Game 6 was a sobering reality for Houston. While Harden again excelled at accumulating gaudy regular-season statistics, his disappearing act against the Spurs forced the Rockets to reevaluate his ability to carry a team on his own. In an effort to preserve their star’s energy and enhance their offensive attack, Houston traded for Chris Paul before the start of the 2017-18 season.

Harden won regular-season MVP during Paul’s first season with the Rockets, debunking any preseason rumors that the two ball-dominant stars could not coexist. The 2018 playoffs represented Harden’s best chance to capture his elusive first title, but fate had other plans.

A familiar foe

The Rockets’ Game 5 victory over the Warriors in the Western Conference Finals put them in the driver’s seat to finally put an end to Golden State’s reign of terror, but the win came at the ultimate cost. Paul injured his hamstring in the closing moments, forcing Houston to resort back to relying on Harden to generate nearly all of their offense.

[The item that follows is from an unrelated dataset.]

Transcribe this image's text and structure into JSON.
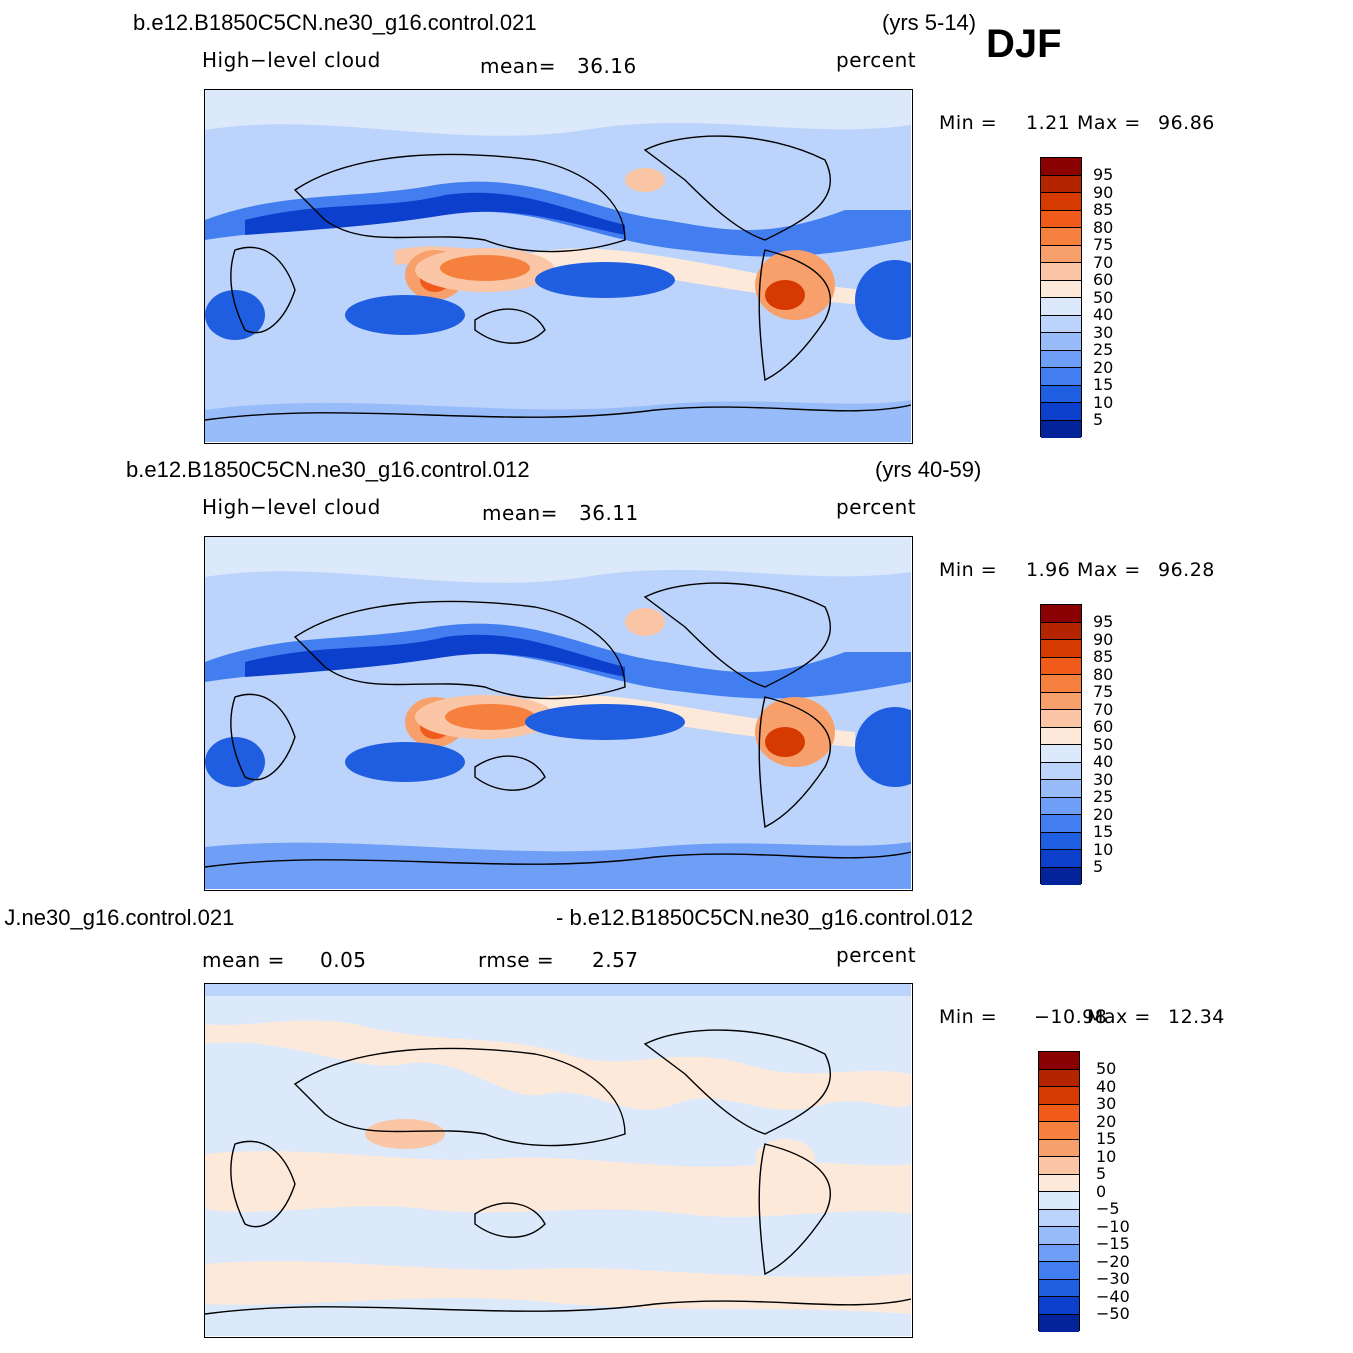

After putting up 32 points in their Games 6 loss, Harden was presented with yet another high-stakes opportunity to redefine his legacy. Although he went for 32 points again in Game 7, his 2-for-13 long-range shooting set the tone for one of the worst team shooting performances in NBA playoff history.

The Rockets were up by 12 points on the Warriors before they built a house of 27 consecutive bricked three-pointers. Watch how many ill-advised shots Harden takes during the stretch as he looks more interested in baiting the officials into foul calls than taking smart shots.

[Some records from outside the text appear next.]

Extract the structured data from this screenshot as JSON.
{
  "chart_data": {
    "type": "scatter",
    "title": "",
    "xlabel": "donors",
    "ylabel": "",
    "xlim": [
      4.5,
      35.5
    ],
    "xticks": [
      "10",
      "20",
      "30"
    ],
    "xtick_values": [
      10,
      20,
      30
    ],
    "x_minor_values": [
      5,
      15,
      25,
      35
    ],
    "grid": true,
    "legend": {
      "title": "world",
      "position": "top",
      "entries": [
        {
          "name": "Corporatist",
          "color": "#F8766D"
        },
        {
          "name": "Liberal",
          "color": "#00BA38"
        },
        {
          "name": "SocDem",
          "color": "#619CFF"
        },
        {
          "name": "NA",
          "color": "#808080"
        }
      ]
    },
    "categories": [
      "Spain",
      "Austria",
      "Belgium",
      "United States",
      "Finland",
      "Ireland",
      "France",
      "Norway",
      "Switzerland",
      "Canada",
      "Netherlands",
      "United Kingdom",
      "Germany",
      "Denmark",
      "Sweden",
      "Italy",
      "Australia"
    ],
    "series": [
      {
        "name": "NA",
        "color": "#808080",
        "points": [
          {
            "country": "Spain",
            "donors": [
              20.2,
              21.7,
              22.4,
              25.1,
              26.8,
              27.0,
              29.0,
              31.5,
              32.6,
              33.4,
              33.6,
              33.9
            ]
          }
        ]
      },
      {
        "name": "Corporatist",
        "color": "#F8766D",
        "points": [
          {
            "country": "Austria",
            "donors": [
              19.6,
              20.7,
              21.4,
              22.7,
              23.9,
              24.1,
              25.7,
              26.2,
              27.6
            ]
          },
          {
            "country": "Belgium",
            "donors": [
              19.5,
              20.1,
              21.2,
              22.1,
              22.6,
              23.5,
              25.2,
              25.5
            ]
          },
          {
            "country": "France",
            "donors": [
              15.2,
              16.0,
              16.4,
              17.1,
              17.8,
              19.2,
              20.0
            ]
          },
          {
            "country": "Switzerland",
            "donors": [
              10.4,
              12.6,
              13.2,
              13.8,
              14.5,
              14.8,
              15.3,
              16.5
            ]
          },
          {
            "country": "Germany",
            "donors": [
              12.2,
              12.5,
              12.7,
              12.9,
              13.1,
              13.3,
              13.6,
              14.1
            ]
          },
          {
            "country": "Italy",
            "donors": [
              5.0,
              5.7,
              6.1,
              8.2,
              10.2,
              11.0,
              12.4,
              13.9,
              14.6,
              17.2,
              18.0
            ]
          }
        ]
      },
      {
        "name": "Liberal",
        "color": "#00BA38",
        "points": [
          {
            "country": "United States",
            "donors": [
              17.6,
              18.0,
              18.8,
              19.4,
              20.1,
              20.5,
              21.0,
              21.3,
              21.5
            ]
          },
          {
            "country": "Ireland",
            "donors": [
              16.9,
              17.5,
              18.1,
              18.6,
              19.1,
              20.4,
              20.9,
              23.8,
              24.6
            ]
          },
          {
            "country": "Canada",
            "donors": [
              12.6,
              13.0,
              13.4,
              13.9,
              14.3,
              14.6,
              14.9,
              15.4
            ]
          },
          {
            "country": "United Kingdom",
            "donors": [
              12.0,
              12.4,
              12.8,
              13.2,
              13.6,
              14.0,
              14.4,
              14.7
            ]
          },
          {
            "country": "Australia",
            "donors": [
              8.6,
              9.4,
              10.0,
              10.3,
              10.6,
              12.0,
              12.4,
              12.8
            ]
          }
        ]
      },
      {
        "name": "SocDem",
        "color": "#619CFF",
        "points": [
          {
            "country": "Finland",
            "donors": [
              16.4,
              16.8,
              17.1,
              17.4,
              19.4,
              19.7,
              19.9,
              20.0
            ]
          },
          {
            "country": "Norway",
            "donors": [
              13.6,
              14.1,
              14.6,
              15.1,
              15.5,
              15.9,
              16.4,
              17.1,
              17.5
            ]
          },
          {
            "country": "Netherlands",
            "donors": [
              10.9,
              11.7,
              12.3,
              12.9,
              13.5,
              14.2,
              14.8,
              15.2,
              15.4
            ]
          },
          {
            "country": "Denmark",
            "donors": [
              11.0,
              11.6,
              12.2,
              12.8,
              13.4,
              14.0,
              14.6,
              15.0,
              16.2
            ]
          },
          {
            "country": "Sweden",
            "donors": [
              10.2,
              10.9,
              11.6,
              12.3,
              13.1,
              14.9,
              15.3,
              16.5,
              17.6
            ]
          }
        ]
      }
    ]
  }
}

Harden doesn’t deserve to carry all of the blame for Houston’s Game 7 meltdown; his teammates were equally horrific from deep, shooting 5-of-31 combined. But role players feed off their stars to get going in the playoffs. Unfortunately for Houston, Harden left them starving.

The Rockets were unable to recapture the magic from a year prior during the 2018-19 season. Harden continued his regular-season brilliance, as he embarked on the most impressive scoring streak since Wilt Chamberlain. But when the Western Conference semifinals brought a familiar foe back to Houston, the Rockets fell to the Warriors for the fourth time in five years.

Russell Westbrook

Looking to the future

In a desperate bid to resuscitate Harden’s fading title hopes, Houston acquired Russell Westbrook for Chris Paul before the start of the 2019-2020 season. But the only thing that changed about the Rockets’ playoff outcome was against whom they lost. Westbrook’s arrival led to the subsequent trading of long-time center Clint Capela; Westbrook’s ineffectiveness as a shooter rendered the Rockets incapable of playing their style of basketball with two non-threats from deep. Houston gutted their roster and draft capital to go all-in on their small-ball approach, only to suffer their worst playoff performance since 2016.

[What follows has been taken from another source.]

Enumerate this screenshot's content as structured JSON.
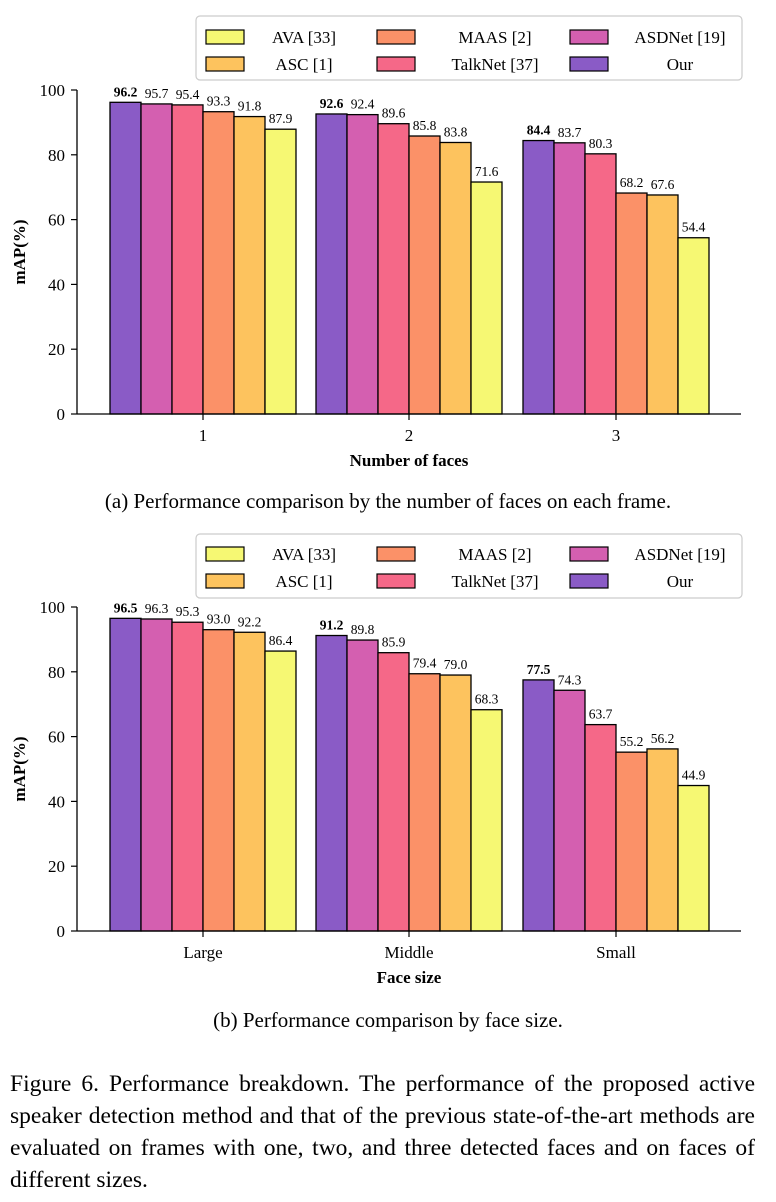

Coming off a series in which Houston’s offense was completely stymied by the Lakers, the key for Harden moving forward lies in the past.

Any player who dribbles as much as Harden will inevitably have some aspects of the game in which they cannot expend a significant amount of energy on. Off-ball movement shouldn’t be one of those things for Harden. Staying engaged even when he doesn’t have the ball will lead to better offensive possessions for the team and easier looks at threes for himself.

Step-back threes make the highlight tapes, but catch-and-shoot looks are far easier. This season, Harden shot fewer catch-and-shoot threes than historically poor shooters like Eric Bledsoe, Markelle Fultz, and Russell Westbrook. Playing within the same offense, there is no reason Westbrook should have taken more catch-and-shoot threes this year than him. At 41.2 percent, Harden shot the highest percentage of any Rockets player on such looks.

The Rockets’ organization has never wavered in their belief of Harden’s ability to lead them to a championship. Still, after two coaches, three different All-NBA co-stars, and eight failed postseason runs, the writing appears to be on the wall.

With uncertainty the only sure thing moving forward in Houston, Harden is running out of time to rewrite his postseason narrative.